Chemotherapy is sometimes used if prostate cancer has spread outside of the prostate gland and hormone therapy isn't working. It is not recommended as a treatment if you have early prostate cancer. In chemotherapy anti-cancer drugs are injected into a vein or given by mouth. These drugs enter the bloodstream and reach throughout the body, making this treatment potentially useful for cancers that have spread (metastasized) to distant organs.

Cryosurgery

Cryosurgery (sometimes also called cryotherapy or cryoablation) is new technique to treat localized prostate cancer by freezing areas of the prostate. In this technique several hollow needles are placed through the skin between the anus and scrotum and guided into the prostate itself using transrectal ultrasound (TRUS). Very cold gases are then passed through the needles, creating ice balls that destroy the prostate gland. To be sure prostate tissue is destroyed without too much damage to nearby tissues, the doctor carefully watches the ultrasound images during the procedure.

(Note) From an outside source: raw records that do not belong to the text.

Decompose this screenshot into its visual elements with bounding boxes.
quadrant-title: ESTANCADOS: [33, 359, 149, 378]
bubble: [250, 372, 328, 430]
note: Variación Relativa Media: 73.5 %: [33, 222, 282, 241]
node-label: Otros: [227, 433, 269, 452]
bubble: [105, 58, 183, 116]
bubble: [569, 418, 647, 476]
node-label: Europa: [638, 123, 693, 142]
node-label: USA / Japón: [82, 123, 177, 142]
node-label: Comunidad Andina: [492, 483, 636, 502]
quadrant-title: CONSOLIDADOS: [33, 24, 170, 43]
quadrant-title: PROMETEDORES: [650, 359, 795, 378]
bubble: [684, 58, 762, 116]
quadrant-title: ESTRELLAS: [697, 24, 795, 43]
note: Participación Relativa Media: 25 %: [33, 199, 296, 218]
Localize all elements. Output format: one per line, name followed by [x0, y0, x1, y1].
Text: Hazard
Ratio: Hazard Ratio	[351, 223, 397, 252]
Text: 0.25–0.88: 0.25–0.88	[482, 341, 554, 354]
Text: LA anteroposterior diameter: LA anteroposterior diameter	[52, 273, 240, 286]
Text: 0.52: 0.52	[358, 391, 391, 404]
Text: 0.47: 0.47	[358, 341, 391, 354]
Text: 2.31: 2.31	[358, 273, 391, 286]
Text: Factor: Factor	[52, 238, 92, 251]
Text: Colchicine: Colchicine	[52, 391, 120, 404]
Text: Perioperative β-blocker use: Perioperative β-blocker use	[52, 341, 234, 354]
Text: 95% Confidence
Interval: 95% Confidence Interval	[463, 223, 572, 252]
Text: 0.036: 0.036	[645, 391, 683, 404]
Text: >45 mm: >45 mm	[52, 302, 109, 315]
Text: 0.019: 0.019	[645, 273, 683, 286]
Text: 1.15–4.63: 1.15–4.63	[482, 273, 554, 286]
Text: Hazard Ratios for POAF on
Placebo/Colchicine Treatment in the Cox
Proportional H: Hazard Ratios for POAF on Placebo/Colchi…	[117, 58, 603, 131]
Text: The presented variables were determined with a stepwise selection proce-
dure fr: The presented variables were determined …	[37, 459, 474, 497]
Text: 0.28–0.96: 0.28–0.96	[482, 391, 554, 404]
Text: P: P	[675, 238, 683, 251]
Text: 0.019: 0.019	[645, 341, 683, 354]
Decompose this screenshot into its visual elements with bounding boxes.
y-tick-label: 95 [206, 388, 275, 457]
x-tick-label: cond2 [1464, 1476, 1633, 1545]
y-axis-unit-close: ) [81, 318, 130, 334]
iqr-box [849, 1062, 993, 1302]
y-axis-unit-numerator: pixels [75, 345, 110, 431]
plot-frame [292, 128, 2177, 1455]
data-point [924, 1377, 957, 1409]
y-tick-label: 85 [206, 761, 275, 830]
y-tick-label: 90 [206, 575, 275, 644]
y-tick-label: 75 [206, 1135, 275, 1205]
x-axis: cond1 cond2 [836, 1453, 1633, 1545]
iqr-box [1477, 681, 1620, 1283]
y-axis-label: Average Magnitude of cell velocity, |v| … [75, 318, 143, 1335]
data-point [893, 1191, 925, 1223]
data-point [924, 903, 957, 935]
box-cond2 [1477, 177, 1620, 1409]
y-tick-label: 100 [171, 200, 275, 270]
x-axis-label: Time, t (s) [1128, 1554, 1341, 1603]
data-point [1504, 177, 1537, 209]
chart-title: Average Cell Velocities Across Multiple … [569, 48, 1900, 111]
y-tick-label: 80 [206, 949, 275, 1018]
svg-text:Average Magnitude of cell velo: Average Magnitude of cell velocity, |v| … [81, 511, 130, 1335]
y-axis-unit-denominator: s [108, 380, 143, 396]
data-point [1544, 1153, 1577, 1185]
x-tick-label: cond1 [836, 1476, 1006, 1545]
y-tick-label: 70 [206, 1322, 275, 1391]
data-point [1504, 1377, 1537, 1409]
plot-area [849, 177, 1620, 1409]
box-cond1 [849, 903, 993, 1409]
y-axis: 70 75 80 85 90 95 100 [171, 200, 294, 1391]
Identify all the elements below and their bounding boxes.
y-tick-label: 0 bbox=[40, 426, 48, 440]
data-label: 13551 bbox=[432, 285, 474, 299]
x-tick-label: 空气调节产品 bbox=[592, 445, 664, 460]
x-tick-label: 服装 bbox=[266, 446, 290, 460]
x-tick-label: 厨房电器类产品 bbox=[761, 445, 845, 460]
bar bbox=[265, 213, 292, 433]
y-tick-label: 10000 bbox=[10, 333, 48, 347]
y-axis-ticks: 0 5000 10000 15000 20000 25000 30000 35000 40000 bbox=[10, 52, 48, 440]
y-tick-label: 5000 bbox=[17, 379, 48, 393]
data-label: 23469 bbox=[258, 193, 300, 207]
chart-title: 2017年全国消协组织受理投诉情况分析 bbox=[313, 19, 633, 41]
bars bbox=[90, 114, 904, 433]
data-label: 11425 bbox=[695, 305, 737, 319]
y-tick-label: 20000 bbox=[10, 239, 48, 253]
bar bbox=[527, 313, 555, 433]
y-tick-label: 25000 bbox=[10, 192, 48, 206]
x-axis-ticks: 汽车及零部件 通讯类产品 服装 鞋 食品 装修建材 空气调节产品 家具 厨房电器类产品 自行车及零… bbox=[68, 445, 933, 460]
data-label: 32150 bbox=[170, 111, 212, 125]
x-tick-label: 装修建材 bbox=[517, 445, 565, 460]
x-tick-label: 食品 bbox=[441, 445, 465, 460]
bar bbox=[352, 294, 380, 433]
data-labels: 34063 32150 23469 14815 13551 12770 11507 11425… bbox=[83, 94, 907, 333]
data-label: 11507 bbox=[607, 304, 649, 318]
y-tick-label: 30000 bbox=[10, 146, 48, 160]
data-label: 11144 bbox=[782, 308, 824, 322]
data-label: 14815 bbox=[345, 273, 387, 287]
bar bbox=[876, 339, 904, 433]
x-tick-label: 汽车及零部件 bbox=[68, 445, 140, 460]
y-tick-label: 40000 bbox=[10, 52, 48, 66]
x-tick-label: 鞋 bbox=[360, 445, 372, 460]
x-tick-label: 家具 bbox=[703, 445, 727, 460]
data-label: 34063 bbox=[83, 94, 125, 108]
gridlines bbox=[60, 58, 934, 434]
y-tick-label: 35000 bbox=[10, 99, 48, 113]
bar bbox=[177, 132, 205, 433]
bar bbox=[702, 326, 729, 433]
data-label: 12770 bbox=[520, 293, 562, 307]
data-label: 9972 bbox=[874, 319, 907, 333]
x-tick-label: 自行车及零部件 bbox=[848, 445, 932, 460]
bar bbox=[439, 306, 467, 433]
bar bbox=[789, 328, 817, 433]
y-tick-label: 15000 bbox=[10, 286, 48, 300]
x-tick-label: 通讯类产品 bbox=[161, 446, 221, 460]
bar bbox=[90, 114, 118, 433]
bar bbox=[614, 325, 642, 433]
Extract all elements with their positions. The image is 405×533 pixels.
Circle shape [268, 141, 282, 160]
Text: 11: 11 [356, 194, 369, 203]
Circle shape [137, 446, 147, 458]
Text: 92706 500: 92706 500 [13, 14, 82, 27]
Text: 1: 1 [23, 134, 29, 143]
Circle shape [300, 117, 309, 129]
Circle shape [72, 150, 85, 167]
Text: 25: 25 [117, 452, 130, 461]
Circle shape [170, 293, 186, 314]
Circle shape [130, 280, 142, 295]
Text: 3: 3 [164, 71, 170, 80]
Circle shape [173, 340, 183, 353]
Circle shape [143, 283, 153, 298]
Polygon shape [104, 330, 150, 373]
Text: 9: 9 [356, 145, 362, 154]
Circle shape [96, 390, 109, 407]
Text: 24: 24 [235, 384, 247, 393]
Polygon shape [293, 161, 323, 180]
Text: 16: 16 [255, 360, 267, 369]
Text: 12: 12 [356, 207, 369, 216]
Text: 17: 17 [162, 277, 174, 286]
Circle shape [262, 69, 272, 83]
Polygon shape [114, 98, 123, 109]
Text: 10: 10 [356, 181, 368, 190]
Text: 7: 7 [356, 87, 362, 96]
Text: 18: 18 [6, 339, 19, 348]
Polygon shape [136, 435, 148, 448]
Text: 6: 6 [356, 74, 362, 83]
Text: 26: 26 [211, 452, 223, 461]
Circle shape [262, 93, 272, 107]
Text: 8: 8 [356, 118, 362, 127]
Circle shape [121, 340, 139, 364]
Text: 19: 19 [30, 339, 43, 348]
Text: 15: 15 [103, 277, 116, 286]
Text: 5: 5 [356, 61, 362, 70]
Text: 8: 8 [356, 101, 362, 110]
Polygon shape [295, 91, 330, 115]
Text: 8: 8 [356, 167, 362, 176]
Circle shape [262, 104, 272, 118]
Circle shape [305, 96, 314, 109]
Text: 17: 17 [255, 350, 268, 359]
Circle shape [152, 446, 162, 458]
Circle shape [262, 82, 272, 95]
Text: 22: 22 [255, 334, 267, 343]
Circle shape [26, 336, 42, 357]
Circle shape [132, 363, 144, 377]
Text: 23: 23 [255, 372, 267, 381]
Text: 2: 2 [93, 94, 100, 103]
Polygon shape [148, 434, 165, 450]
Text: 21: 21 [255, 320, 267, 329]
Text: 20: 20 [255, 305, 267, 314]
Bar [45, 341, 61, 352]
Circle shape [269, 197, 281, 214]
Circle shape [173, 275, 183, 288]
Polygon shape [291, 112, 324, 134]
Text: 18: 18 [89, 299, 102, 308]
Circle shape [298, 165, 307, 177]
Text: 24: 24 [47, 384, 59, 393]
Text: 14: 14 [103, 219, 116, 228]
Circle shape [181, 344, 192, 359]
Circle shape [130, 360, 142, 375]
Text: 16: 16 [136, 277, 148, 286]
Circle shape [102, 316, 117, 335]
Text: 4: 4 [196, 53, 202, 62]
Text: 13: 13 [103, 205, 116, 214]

Warm saltwater is circulated through a catheter in the urethra to keep it from freezing.

Androgen Deprivation Therapy (ADT)

The goal of this form of therapy is to lower levels of the male hormones (androgens, such as testosterone) in the body. Androgens, produced mainly in the testicles, can actually stimulate prostate cancer cells to grow. Lowering androgen levels can usually make prostate cancers shrink or grow more slowly. But hormone therapy does not cure prostate cancer and is not a substitute for curative treatment. Side effects can also be very severe, and there are many issues, such as the best time to start and stop it and the best way to give it.